Cyclerion is a clinical-stage biopharmaceutical company developing treatments for serious and orphan diseases affecting the central nervous system (CNS).
Cheryl Gault, Head of Strategy & Corporate Development at Cyclerion (left) and Chris Winrow, Ph.D., Senior Director, Clinical Development, and Neuroscience Program Lead at Cyclerion (right). Photos courtesy of Cyclerion.
Cyclerion Therapeutics Inc. announced top-line results from its STRONG-SCD study of Olinciguat, which did not show adequate activity in patients with sickle cell disease (SCD) to support further internal development.
Sickle cell disease is a group of blood disorders, the most common of which is sickle cell anemia. It is usually hereditary and most prevalent in the African American population. Symptoms begin as early as 5 to 6 months, and include pain, frequent infections and swelling in the hands and feet.
The Phase II study included 70 participants across several dose levels, and was designed to evaluate the safety, tolerability and pharmacokinetics of Olinciguat. While well-tolerated, the necessary impact on daily symptoms and biomarkers was not present.
“No one is more disappointed than we are at the results we announced this morning. We very much hoped to be able to be part of the solution in the sickle cell space. These are patients that have tremendous unmet needs, and even though there are a few new drugs that have recently been approved, they certainly need more, and we very much hoped to be a part of that,” Cheryl Gault, Head of Strategy & Corporate Development at Cyclerion, told BioSpace in an interview.

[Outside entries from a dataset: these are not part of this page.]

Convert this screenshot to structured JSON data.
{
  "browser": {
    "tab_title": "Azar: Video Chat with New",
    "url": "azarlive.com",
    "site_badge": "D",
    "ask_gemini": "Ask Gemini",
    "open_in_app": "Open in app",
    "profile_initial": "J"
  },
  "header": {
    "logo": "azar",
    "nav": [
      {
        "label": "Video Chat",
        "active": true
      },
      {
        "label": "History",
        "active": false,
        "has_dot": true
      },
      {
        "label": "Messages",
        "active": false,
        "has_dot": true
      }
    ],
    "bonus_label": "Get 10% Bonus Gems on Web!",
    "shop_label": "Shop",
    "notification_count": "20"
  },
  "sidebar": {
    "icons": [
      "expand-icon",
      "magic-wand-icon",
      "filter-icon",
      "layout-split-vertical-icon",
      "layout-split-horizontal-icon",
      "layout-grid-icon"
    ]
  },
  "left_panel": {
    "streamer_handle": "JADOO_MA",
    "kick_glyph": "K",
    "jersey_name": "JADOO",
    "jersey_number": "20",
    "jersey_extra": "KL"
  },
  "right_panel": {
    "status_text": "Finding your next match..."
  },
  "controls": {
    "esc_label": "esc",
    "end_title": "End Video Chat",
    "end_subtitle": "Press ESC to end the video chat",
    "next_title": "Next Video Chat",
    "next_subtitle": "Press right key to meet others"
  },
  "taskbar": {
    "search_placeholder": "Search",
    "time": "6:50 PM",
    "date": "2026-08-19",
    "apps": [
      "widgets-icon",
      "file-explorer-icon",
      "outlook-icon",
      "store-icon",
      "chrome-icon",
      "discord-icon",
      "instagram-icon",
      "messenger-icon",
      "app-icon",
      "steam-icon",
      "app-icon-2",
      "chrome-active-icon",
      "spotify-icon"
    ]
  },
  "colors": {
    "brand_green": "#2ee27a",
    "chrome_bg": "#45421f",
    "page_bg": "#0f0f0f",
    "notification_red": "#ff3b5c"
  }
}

The company is still hopeful that information gleaned from the study could provide clues to understanding potential biomarker signals such as inflammation.
Offsetting the disappointing news from the Olinciguat study was the promising data gleaned from a Phase I translational pharmacology study of the company’s lead clinical program, IW-6463.
IW-6463 is the first soluble guanylate cyclase (sGC) stimulator in clinical development for CNS disorders, and is intended to treat mitochondrial encephalomyopathy, lactic acidosis and stroke-like episodes (MELAS) and Alzheimer’s Disease with vascular pathology (ADv).
There is currently no approved treatment for MELAS, a rare genetic disorder characterized by dementia and lactic acid build-up in the bloodstream.
The mechanism in IW-6463 works by stimulating the sGC, a signaling enzyme that responds to the presence of nitric oxide (NO) – a fundamental neurotransmitter – to enhance the body’s natural ability to produce cyclic guanosine monophosphate (Cgmp). Disruption of the NO-sGC-Cgmp pathway is thought to play a pivotal role in the development of neurodegenerative diseases.
“We actually saw some really exciting results where what’s called alpha power was affected significantly in these elderly individuals. Alpha power goes down with age, it also goes down with dementia and cognitive impairment, so this is, for us, a really exciting observation in Phase I, to see healthy volunteers who were actually able to effect this,” said Chris Winrow, Ph.D., Senior Director, Clinical Development, and Neuroscience Program Lead at Cyclerion.
Winrow noted that they also saw positive effects on objective saccadic eye movement, which is related to attention and cognitive processing and decreases with age and dementia.
“We’re really excited because we saw the performance in this saccadic eye movement was actually improved in the elderly volunteers. So again, these are all things you can look at in moving forward into our additional studies,” Winrow said.
Cyclerion is a clinical-stage biopharmaceutical company developing treatments for serious and orphan diseases affecting the central nervous system (CNS).
Diseases like Alzheimer’s and other dementias have emerged as one of the most critical healthcare concerns, as the number of people 65 or older is projected to hit nearly 1.5 billion by 2050.